Ia mengungkapkan apa yang ia rasakan dalam hatinya, rasa sedih atau rasa bahagia yang ia rasakan selama ia me jalin hubungan dengan Titi.


Ari memang belum mendapatkan pekerjaan, jadi saat tak ada kegiatan ia akan datang ke rumah Titi untuk membantu orang tua Titi, walaupun Titi sedang berada di kantor.


( Ari lagi cari perhatian calon mertua agar bisa diterima dengan baik oleh orang tua Titi.)

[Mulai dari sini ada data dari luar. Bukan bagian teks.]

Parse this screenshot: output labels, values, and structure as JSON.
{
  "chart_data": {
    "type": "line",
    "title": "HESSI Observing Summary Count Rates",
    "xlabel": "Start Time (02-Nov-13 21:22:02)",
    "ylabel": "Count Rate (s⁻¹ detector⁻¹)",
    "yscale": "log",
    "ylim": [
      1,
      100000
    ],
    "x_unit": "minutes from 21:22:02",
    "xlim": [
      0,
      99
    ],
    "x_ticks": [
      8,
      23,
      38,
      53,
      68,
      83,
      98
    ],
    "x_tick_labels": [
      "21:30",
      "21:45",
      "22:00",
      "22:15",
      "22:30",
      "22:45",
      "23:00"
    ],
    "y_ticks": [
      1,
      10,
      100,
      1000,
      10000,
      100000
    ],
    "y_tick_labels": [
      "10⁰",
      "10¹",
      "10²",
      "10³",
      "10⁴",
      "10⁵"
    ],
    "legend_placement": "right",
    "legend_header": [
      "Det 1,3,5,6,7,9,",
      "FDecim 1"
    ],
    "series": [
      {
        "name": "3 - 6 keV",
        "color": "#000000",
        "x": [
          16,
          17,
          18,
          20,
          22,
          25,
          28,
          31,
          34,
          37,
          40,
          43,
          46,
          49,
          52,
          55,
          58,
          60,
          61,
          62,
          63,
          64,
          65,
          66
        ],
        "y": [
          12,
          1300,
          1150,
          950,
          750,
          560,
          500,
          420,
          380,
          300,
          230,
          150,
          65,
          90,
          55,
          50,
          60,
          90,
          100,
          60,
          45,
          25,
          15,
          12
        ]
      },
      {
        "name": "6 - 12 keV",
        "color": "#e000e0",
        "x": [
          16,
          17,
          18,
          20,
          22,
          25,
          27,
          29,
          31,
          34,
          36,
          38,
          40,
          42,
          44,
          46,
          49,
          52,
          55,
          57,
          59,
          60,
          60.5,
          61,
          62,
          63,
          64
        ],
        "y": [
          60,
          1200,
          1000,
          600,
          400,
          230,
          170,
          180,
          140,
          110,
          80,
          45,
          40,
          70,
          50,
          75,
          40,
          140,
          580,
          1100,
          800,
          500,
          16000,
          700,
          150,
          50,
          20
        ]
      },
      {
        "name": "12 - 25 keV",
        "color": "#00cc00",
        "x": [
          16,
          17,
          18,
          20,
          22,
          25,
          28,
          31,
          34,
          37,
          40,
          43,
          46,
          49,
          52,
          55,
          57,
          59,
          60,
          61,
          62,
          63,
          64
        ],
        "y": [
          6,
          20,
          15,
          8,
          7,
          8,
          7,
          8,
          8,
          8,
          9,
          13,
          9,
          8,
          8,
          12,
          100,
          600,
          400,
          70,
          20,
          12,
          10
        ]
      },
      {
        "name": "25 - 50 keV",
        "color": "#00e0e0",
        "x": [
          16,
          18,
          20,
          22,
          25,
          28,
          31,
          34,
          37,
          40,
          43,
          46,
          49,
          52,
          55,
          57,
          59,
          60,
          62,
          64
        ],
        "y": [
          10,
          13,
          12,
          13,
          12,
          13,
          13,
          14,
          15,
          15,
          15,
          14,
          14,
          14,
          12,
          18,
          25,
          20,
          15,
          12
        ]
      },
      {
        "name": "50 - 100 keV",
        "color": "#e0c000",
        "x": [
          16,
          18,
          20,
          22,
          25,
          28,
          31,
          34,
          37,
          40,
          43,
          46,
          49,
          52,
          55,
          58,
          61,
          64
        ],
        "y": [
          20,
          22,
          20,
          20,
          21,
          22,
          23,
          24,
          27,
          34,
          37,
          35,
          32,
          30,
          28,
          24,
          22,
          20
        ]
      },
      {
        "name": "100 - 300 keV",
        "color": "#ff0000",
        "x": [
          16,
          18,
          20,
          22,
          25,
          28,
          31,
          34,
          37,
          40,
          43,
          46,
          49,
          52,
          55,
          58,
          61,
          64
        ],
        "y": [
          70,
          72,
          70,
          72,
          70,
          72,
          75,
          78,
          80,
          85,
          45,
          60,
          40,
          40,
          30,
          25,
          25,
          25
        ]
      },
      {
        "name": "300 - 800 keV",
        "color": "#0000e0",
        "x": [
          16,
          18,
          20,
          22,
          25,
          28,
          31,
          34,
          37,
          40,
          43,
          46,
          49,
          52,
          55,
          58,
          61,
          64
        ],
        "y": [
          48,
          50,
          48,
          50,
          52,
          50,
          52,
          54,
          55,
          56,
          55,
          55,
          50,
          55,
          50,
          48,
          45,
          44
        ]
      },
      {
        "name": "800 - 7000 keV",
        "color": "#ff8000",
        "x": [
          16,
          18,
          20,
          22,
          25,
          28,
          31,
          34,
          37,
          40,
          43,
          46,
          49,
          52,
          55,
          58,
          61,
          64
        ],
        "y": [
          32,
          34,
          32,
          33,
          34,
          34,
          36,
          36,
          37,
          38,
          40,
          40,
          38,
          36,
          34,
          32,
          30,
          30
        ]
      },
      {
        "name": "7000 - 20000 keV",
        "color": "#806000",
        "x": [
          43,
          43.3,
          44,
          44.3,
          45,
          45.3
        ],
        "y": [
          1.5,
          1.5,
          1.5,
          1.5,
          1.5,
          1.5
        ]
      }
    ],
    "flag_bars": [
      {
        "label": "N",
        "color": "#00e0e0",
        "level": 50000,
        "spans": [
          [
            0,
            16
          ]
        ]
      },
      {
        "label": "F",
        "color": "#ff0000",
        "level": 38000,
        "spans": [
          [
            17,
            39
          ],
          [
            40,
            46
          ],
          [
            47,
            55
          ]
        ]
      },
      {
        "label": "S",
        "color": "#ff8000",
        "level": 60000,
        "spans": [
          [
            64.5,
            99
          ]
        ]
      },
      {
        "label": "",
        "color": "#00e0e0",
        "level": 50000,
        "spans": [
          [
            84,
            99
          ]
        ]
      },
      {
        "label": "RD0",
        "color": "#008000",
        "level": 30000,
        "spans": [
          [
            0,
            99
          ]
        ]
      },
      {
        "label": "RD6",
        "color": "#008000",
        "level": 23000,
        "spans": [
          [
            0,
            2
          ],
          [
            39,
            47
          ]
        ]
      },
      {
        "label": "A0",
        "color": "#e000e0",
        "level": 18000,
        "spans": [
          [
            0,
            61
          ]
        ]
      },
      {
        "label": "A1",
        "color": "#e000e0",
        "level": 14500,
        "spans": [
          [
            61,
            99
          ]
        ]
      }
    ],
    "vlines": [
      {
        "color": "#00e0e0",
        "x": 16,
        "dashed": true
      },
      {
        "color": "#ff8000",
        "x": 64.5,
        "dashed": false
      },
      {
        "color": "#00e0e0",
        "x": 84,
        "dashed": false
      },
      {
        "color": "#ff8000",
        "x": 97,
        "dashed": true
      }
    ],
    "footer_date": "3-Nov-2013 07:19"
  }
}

Ari tahu, ibu Titi menyayanginya seperti anaknya sendiri, perhatian dan kasih sayang ibu Titi sangat tulus padanya.


Makanya, ia merasa betah tinggal dirumah Titi dan menganggap orang tua Titi seperti orang tuanya sendiri.


Walaupun ayah tidak banyak bicara, tapi Ari tahu kalau ayah juga menyayanginya.


Ari merasa mendapatkan kasih sayang seorang ayah, karena ayah Ari telah berpulang semenjak Ari berusia lima tahun.


Jadi Ari tidak merasakan kasih sayang dari seorang ayah.


*****


Saat ini Ari memang belum mendapat pekerjaan.


Kadang jika ada driver yang butuh bantuannya karena ada kernet yang berhalangan datang, ia akan ikut driver untuk mengantarkan barang.


Ari sedang berusaha untuk mendapatkan pekerjaan dengan memasukkan lamaran pekerjaan di perusahaan yang ada di kota itu, tapi Ari belum dapat panggilan untuk interview.


Tapi Ari tak putus asa untuk berusaha mencari pekerjaan.


Jika tak ada kesibukan, Ari akan kerumah Titi untuk membantu ayah Titi bekerja di kebun.